2007 GSA Denver Annual Meeting (28–31 October 2007)

Paper No. 3
Presentation Time: 8:40 AM

DIFFERENTIAL DISSOLUTION AND RECRYSTALLIZATION: MICROSCALE CLUES TO PRECURSOR MINERAL SOLUBILITY


SUMNER, Dawn Y., Geology, University of California, Davis, One Shields Ave, Davis, CA 95616, sumner@geology.ucdavis.edu

Petrographic insights from carbonate dissolution and recrystallization can be used as starting models to understand microscopic textures in sulfates in the Burns Formation, Mars. Most terrestrial marine carbonates contain aragonite, which is metastable with respect to calcite. During diagenesis, pore water chemistry determines the timing and rate of alteration of aragonite to calcite. If pore waters are saturated with respect to aragonite, as tropical marine waters are, they are supersaturated with respect to calcite. Calcite precipitates from the water, drawing down aragonite saturation, and aragonite starts to dissolve. If this process is slow, aragonite tends to recrystallize to calcite across a narrow dissolution-precipitation front, preserving petrographic textures of the primary aragonite. In contrast, if the dissolution of aragonite is rapid, calcite may not replace the aragonite, and porosity develops. This porosity can remain open or be filled with cements at a later date. The petrographic relationships among primary textures, recrystallized textures, and porosity provide temporal relationships that can be used to track mineral saturation states through time.
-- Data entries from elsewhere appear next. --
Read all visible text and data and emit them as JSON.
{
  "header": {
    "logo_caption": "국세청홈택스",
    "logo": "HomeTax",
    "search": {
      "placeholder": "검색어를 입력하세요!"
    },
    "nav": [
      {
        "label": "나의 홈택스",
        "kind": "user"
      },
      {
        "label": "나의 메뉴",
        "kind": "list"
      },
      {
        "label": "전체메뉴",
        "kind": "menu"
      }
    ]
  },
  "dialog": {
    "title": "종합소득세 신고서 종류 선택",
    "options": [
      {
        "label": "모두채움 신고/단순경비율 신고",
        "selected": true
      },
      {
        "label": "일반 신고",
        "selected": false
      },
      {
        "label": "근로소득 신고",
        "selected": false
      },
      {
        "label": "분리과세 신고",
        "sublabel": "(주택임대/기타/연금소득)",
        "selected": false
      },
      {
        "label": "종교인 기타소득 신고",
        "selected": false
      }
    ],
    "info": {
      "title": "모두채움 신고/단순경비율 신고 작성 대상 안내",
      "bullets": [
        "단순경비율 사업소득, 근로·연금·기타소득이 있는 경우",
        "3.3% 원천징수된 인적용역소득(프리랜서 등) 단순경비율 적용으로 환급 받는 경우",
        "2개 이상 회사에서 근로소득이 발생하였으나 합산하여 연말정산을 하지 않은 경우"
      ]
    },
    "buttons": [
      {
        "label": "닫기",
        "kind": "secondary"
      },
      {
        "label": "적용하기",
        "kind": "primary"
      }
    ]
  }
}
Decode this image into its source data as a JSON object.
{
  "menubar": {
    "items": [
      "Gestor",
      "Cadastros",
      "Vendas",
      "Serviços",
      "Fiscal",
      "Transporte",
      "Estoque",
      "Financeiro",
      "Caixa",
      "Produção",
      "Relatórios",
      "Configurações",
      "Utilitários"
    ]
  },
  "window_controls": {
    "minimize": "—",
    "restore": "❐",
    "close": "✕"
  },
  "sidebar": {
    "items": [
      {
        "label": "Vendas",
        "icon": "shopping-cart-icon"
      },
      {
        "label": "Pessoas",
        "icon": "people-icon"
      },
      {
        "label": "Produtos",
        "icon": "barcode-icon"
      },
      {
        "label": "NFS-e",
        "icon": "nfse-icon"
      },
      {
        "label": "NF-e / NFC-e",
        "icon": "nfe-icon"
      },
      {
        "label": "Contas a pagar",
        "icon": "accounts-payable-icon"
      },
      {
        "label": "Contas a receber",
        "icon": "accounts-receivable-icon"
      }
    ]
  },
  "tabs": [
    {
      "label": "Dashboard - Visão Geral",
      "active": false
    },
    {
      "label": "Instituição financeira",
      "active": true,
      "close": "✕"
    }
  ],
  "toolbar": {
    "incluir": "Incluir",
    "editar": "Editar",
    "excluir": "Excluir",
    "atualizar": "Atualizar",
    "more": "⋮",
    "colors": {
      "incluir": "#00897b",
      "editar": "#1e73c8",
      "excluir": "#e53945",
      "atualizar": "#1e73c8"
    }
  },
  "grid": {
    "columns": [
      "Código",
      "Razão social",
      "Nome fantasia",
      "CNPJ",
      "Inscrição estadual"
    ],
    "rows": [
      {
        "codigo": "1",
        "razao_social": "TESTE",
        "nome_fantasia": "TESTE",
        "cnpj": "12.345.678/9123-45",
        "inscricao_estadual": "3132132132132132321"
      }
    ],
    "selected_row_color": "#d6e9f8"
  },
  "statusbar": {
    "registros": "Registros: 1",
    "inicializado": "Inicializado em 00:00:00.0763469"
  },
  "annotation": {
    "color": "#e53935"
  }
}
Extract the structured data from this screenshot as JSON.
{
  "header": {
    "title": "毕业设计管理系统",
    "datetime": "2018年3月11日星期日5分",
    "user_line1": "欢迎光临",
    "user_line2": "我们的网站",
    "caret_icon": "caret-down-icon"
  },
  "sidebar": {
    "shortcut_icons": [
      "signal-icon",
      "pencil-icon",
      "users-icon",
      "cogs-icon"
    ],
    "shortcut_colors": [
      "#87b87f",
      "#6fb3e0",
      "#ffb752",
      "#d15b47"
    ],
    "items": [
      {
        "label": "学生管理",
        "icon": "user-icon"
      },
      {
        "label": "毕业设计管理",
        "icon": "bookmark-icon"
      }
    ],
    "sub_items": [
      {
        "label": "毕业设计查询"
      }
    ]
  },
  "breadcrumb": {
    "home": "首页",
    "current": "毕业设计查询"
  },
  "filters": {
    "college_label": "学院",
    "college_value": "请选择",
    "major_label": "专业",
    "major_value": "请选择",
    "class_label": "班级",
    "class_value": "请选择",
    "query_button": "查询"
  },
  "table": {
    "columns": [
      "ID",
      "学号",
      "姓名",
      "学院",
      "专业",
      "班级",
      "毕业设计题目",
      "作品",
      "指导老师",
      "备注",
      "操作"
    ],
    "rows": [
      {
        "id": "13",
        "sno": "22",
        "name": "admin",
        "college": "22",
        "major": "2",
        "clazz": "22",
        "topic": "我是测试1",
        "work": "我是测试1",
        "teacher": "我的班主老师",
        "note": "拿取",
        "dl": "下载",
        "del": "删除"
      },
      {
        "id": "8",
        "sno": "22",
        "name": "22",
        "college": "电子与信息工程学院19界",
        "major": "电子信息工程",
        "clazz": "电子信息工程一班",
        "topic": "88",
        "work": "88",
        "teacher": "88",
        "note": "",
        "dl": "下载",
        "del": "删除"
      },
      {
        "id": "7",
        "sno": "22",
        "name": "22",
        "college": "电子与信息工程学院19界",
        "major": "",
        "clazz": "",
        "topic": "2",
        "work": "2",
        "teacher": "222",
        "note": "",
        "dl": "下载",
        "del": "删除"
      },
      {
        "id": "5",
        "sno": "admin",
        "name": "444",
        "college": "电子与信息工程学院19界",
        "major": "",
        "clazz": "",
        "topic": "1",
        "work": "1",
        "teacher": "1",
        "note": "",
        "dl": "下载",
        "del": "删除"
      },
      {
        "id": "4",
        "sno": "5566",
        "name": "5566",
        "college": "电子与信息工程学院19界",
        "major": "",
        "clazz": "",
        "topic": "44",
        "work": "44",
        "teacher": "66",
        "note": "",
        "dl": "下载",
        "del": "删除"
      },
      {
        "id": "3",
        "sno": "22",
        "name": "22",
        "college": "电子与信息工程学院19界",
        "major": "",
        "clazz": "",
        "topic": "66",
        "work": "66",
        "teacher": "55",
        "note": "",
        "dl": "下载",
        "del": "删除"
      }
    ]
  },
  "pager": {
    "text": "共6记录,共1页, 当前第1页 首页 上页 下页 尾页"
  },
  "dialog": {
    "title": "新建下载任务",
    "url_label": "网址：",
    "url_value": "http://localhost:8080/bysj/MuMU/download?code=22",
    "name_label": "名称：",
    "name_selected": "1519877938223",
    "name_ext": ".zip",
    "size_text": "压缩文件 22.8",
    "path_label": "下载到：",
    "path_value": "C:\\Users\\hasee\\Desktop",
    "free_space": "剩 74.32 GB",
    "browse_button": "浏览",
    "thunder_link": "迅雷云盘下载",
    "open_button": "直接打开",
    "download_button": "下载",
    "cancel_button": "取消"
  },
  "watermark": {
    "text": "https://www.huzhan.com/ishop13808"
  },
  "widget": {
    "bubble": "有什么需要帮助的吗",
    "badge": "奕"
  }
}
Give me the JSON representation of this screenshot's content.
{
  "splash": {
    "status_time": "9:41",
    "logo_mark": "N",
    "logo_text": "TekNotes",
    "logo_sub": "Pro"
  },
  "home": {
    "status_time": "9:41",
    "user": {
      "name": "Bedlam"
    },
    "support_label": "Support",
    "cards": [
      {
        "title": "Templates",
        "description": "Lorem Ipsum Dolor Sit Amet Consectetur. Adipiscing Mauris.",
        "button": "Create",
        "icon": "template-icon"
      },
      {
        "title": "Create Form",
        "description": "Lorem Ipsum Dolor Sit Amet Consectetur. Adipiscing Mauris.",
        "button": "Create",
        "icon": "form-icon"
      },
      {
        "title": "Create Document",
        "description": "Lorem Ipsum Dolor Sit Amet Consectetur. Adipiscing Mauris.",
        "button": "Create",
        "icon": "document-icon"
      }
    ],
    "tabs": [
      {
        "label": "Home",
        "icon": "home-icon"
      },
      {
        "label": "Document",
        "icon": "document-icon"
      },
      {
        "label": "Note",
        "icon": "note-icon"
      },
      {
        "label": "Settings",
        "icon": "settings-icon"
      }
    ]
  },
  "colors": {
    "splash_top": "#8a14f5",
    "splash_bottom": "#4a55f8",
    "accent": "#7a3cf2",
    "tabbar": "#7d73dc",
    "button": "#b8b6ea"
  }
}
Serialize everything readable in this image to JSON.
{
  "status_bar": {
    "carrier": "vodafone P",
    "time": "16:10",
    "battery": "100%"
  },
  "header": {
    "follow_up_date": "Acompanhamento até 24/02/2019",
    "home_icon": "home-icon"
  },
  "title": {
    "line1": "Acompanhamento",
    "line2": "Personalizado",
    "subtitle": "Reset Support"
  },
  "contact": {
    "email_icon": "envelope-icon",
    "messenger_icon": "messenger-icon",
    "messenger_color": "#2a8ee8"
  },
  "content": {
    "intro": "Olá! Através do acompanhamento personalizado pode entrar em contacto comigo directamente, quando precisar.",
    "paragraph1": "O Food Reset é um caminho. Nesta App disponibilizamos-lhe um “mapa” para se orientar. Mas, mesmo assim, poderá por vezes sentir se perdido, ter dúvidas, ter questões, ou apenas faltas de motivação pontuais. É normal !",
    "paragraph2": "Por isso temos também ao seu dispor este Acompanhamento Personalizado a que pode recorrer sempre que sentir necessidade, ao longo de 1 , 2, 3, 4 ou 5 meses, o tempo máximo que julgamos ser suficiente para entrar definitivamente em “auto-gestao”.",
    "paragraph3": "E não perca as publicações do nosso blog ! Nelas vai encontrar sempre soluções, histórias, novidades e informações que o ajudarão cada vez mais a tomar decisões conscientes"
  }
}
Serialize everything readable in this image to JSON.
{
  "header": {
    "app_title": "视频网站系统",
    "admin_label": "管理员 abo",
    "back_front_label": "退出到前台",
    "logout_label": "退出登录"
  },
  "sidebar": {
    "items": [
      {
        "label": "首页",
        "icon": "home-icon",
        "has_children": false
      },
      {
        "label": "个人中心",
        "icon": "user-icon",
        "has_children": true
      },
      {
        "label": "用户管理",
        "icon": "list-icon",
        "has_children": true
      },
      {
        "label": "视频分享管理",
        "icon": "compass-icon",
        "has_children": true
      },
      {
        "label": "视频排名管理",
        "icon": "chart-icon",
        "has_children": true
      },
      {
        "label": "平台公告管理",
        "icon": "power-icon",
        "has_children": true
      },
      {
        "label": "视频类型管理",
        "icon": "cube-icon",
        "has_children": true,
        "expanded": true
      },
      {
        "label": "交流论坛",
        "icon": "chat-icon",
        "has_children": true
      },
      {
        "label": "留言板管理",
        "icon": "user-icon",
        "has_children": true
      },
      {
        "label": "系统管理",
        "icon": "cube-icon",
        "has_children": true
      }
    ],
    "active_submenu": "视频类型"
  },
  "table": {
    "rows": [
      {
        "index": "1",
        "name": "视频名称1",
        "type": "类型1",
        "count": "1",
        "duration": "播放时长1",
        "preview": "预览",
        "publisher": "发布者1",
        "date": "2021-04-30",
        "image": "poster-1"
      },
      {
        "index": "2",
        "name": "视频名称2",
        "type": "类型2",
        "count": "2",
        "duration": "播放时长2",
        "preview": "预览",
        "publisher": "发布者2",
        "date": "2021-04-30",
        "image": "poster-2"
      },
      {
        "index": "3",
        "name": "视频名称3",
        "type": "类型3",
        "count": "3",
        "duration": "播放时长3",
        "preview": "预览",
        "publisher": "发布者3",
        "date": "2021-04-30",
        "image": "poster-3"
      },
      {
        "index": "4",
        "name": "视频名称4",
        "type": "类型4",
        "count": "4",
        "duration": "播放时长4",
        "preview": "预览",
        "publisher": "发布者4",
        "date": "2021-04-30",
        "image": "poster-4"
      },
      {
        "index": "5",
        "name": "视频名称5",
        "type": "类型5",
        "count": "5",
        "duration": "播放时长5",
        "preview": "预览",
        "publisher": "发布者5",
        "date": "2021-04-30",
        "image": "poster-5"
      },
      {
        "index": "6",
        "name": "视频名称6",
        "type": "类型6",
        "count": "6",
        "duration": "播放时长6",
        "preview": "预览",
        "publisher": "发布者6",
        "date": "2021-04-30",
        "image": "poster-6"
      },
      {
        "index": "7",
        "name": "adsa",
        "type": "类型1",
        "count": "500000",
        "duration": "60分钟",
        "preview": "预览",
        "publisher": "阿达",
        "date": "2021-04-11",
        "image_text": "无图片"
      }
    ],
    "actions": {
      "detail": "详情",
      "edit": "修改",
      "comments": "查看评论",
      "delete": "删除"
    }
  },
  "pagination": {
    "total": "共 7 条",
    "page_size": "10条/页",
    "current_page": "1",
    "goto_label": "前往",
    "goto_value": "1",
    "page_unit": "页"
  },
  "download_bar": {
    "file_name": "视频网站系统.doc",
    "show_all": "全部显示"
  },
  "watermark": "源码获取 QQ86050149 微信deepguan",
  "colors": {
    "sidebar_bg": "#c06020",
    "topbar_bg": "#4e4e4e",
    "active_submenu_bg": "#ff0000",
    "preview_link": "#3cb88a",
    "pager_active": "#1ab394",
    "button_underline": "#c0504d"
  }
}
The Burns Formation contains Mg and Ca sulfates among other minerals, and porosity developed along specific alteration fronts, e.g. the Whatanga Contact (McLennan et al. 2005). This zone is recrystallized with a loss of texture, suggesting pore fluids were significantly out of equilibrium with the mineral phases. In addition, the geometry of the vugs near this contact suggests that more soluble minerals were concentrated along depositional laminae, possibly due to: 1) different grain sizes being composed of different minerals; or 2) different layers having slightly different initial porosity and different early diagenetic pathways. In either case, dissolution occurred without the simultaneous precipitation of new minerals. Modern outcrops of the Burns Formation may be experiencing much slower recrystallization of sulfates. Outcrops are cracked, suggesting post-exposure water loss due to solar heating and desiccation, which may cause recrystallization of hydrous Mg sulfates to forms with less water. This process is sufficiently localized that primary structures are preserved.